Yeet
Yeet

Reputation: 92

QT 4 <->QT 5 Encoding

I am trying to account for the use of both QT4 and QT5. The system uses both versions but they're in separate products that share common files.

I have found a solution that works but it has to do a version check each time and I would like to find a way to have a "one encoding fits both" scenario.

My current solution is something like this, using a micro sign (µ) as an example.

The QT 4 encoding only needs a nibble from the byte which in this case is (\xb5)
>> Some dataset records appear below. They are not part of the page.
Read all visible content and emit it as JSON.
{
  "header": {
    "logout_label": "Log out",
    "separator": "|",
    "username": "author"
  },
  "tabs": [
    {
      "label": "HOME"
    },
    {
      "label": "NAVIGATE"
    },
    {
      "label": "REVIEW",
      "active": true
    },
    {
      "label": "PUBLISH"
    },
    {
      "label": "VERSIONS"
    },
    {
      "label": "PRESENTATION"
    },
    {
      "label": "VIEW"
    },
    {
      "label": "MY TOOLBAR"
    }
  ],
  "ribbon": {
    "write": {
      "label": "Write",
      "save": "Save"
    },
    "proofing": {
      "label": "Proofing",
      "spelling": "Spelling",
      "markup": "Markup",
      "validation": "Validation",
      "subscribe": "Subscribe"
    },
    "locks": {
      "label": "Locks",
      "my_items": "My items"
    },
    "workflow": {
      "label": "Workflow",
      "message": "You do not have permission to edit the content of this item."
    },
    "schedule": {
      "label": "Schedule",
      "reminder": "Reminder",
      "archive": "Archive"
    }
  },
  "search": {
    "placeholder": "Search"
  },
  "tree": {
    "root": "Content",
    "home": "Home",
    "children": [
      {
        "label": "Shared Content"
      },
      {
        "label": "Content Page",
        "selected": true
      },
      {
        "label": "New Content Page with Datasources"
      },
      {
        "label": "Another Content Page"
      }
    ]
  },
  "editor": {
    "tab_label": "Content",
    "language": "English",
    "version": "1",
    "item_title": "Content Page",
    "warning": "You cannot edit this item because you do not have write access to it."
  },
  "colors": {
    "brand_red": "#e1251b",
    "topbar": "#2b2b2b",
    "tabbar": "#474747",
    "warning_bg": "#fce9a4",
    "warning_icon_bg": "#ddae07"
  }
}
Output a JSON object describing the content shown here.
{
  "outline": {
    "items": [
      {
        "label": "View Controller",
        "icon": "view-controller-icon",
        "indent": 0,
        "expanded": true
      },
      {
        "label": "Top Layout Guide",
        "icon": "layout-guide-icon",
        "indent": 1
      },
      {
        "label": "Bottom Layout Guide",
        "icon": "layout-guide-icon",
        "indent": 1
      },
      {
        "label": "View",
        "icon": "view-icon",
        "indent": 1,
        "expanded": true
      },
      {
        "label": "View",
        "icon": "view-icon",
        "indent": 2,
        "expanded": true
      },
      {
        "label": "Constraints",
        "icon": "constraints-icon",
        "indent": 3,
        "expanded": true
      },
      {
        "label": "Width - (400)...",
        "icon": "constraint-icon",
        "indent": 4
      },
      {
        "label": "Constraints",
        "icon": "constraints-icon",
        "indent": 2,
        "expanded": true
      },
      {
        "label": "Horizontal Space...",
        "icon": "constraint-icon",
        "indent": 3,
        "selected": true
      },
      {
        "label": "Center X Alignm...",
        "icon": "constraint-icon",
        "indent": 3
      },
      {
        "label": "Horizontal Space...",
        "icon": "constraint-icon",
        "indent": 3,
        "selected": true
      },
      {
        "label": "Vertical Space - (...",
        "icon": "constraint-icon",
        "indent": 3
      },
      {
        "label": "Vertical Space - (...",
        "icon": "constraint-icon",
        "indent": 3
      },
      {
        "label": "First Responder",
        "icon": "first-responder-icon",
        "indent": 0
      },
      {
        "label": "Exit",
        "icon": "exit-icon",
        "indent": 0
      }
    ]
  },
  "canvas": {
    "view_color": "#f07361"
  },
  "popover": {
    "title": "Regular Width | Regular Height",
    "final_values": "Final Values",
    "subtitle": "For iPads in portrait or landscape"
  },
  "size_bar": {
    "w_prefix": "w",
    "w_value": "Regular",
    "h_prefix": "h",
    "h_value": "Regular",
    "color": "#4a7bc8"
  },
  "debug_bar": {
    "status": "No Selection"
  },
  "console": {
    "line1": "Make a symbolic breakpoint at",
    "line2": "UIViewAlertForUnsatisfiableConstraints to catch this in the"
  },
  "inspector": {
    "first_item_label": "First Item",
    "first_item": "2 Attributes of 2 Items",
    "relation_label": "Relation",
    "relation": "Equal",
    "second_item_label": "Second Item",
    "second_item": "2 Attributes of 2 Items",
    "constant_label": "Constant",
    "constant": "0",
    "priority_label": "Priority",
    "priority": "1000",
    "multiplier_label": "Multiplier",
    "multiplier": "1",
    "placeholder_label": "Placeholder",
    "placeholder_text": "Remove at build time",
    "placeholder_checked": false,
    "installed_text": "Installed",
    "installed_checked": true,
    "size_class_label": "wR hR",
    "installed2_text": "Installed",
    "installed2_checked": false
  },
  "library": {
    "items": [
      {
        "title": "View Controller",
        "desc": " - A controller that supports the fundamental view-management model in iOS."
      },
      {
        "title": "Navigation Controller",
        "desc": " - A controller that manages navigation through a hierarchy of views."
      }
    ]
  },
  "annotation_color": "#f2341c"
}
Qt 5 needs the whole byte (\xc2\xb5).

I have also tried using the C++ code (\u00B5) but that produced a Î 1/4

c++

#include <QtCore/QtGlobal>
#if QT_VERSION >= 0x050000
print out a QString with the code \xc2\xb5
#else
print out a QString with the code \xb5
#endif

Is there a better way to do this and avoid the need for a version check? I have around 50 of these checks that I would like to eliminate.

Upvotes: 1

Views: 302

Answers (1)

Ruslan
Ruslan

Reputation: 19120

The problem is that by default, QString in Qt4, when working with char* or const char* arguments, treats them as ASCII strings (see the docs), while in Qt5 they are UTF-8 strings (the docs). So what you think "only needs a nibble from the byte" is actually "needs the ASCII value for the character". The µ character has code 0xB5 in Latin1, which is the default code page for Qt4's ASCII. And the C2 B5 is the UTF-8 representation of the code point corresponding to this character.

So what you actually need to do is to avoid the constructor QString::QString(const char*), and instead use QString::fromUtf8 explicitly.